Au bout de quelques mètres je croise mon double qui marche dans le sens opposé, déterminé, il passe en vitesse sans me calculer, je l’appelle, il ne se retourne pas… 

Je laisse tomber, continuant de m’enfoncer lentement dans cette perpendiculaire moite censée me mener… de l’autre côté 

je sors la tête de la ruelle sordide, 

nous sommes bel et bien ailleurs.

Le futur ?

Je m’arrête en plein milieu de la rue, étrange, il n’y a plus un bruit, le monde se fige. Soudain des sirènes retentissent, des avions de chasse zèbrent le ciel chargé de cumulonimbus gigantesques, les gens se mettent à courir, trainant leurs gosses en pleurs, les voitures sont abandonnées, hommes, femmes et enfants se pressent, s’engouffrent dans les deux stations de métro de l’avenue, 

je ne bouge pas, comme paralysé, une femme m’a agrippé le bras, planque-toi ! 

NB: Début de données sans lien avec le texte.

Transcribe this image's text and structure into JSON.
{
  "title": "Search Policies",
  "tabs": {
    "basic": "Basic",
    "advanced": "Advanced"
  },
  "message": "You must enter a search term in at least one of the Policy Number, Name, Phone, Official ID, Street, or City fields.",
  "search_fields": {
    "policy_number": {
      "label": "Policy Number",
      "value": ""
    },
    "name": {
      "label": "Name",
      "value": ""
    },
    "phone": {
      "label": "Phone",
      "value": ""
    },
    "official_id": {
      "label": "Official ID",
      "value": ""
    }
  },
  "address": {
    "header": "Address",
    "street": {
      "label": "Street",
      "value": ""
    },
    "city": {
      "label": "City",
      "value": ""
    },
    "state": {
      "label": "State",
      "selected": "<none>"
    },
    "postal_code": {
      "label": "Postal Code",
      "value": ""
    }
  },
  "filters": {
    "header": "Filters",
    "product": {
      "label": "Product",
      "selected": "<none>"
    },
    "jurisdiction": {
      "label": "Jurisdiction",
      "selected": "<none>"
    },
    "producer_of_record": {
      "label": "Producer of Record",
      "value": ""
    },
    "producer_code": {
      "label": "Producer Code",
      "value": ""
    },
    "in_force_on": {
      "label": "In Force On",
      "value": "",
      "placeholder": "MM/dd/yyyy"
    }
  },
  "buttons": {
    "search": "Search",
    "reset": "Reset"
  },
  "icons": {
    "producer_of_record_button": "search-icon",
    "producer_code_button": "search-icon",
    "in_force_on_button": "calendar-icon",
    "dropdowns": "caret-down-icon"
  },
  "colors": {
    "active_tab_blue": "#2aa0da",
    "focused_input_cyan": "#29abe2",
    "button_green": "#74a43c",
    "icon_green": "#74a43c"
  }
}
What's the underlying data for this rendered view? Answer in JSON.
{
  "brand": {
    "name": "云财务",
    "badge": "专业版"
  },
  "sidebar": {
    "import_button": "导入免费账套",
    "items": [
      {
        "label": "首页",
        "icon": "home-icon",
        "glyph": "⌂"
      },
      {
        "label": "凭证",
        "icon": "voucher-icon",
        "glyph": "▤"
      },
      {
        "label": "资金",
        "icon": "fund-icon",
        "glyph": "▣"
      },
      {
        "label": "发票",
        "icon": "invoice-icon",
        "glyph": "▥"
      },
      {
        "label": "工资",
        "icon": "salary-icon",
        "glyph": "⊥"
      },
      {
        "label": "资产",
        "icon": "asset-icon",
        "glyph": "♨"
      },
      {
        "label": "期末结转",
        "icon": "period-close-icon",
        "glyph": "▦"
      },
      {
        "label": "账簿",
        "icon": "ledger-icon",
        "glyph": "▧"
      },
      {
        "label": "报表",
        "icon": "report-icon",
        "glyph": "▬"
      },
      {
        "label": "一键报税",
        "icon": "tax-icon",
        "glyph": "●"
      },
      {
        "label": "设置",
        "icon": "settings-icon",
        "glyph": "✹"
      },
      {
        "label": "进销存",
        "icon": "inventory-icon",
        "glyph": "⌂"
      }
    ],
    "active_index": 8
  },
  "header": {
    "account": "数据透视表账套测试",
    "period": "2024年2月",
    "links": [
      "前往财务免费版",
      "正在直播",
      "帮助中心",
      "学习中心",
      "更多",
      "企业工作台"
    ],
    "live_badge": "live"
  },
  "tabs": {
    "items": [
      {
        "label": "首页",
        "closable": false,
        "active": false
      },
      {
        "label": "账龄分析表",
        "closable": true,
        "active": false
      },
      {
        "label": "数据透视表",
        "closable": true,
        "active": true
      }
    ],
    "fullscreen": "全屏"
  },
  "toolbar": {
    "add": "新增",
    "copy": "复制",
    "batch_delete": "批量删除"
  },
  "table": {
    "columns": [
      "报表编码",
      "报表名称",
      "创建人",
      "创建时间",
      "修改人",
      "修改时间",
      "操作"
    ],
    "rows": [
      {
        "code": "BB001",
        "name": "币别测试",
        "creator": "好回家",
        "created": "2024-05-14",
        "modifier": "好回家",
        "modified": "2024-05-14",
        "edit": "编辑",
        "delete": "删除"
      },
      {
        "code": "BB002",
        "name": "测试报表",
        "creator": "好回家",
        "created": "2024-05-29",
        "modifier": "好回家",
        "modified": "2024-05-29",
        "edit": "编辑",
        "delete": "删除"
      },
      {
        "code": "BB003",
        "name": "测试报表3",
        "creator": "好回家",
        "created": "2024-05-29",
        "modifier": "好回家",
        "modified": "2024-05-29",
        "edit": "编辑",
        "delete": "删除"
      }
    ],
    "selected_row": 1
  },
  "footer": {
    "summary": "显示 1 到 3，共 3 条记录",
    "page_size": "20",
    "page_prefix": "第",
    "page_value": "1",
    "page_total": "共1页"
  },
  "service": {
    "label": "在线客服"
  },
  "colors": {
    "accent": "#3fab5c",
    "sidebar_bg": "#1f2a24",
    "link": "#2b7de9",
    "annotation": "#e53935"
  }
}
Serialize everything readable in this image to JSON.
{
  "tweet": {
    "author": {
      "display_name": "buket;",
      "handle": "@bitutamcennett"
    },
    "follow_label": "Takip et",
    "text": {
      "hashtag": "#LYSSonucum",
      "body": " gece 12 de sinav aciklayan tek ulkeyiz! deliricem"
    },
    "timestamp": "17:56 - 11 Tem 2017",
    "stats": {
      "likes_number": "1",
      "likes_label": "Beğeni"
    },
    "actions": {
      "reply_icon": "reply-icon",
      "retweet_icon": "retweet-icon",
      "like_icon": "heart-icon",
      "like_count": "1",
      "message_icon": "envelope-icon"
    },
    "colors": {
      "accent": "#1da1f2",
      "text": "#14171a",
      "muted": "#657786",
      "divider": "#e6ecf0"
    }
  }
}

Alors je panique à mon tour, mais qu’est-ce qui leur prend à tous ! 

Aux abris, hurle un flic municipal totalement débordé !

Fin de l’alerte. 

Dehors j’observe les chaussées ampoulées truffées de fruits pourris et de vêtements déchirés et de mégots de clope souillés par du rouge à lèvres. 

Un chauffeur de taxi traite de « sale bougnoule » une vieille femme qui tarde à traverser la rue, elle a l’air folle, elle parle toute seule. Dans les squares on discute, vote, s’embrouille, s’embrasse, fomente, se quitte, se félicite d’avoir participé à la dernière émeute antifasciste ; débats enflammés et plutôt pointus sur le Choix, le Libre Arbitre, le Chemin, le Regret, le Déterminisme social. Autour ce sont les rues que l’on tord.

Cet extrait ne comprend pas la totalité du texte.